I've mentioned before how important I think it might be to get "open source game cities" of the GTA sort available for use in many different kinds of projects...
Just recently I've been thinking more about a similar need for "open source avatar systems". It's easy to see that avatars have become nearly ubiquitous, particularly with Microsoft's, PS Home's, and Wii's avatars all used to varying degrees across multiple game projects. (Of the three, Microsoft's being the most accessible to independent development via the XNA platform.) Character creators and character customization can be a key differentiator today between big RPGs and the little guys. Even 2D games have customizable and reusable avatars beginning to be more common.

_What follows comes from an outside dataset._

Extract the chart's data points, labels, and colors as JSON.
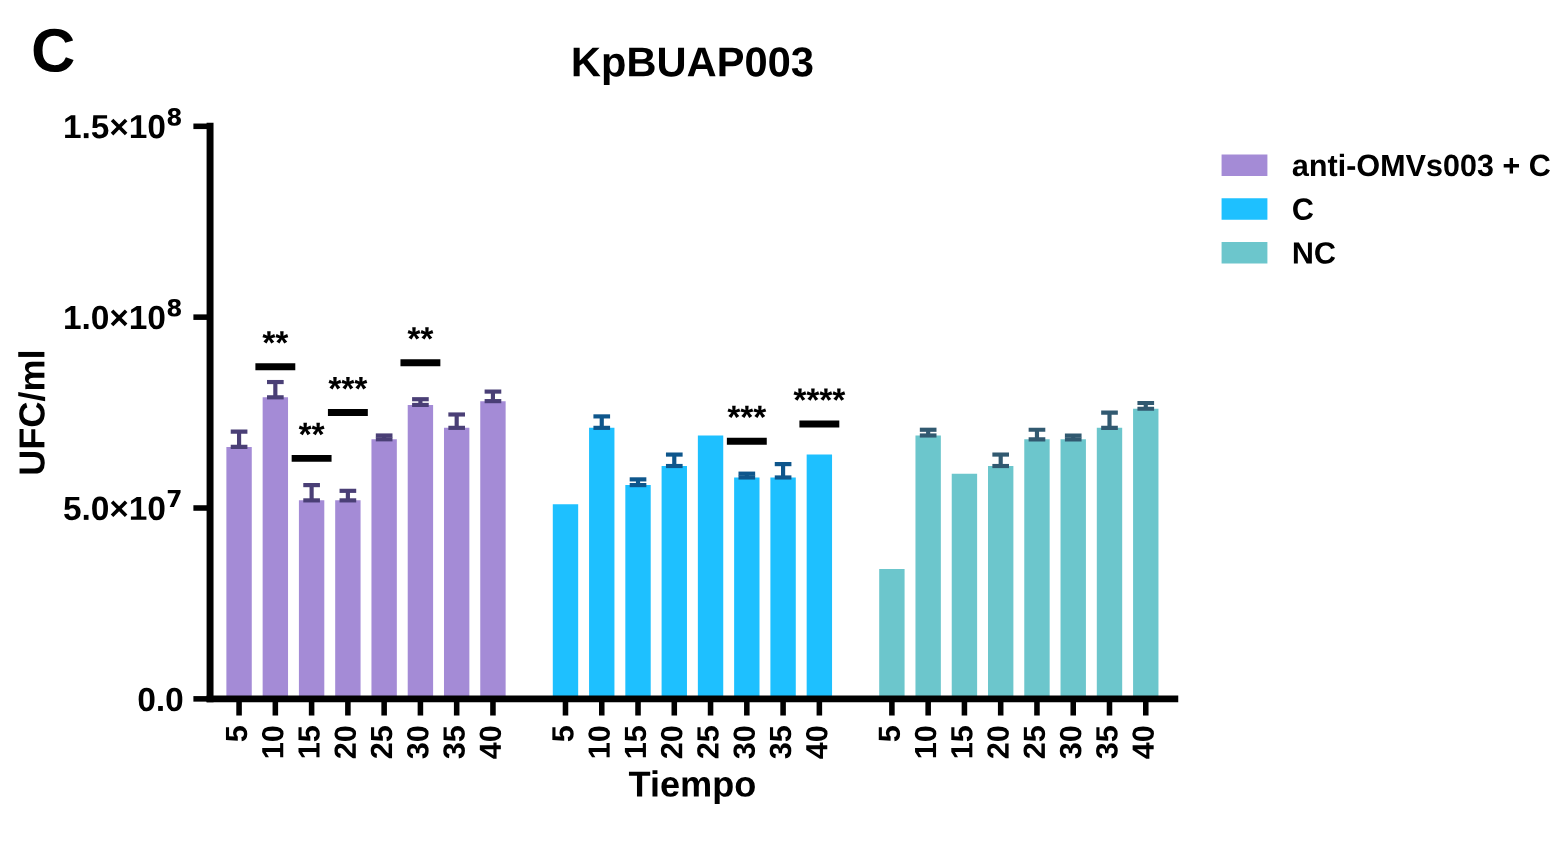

I think that a collaborative, highly customizable avatar system would be hugely useful if it were open source and available as a relatively easy API to embed into nearly any independent or open source game. Add in even basic sharing of avatars between games, and easy to use customization tools for both in-game player-oriented customization and out-of-game NPC development, and you could easily find a tool that many, many people would heartily use.
Of course, the blocking factor may not even be the technology so much as the art. Good customizable 3D avatars require complicated deformable models that I expect require a lot of smart tweaking from smart artists to get a good, wide, range of possibilities. That's before you start trying to build clothes and accessories that similarly fit the wide range of possibilities... 2D avatar systems are nearly as art intensive, as well I'm sure.
I started wondering if Second Life could at least provide some or all of an open source 3D avatar system. It seems like a decent place to start: there exists an open source viewer (with support for most OSes), and Second Life has a fairly wide variety of avatar models and avatar customizations that already exist, some of which already have CC licensing information attached. I am wondering what it would take to subsume "just" the avatar portions of the viewer into other game engines. Certainly it might be something worth investigating.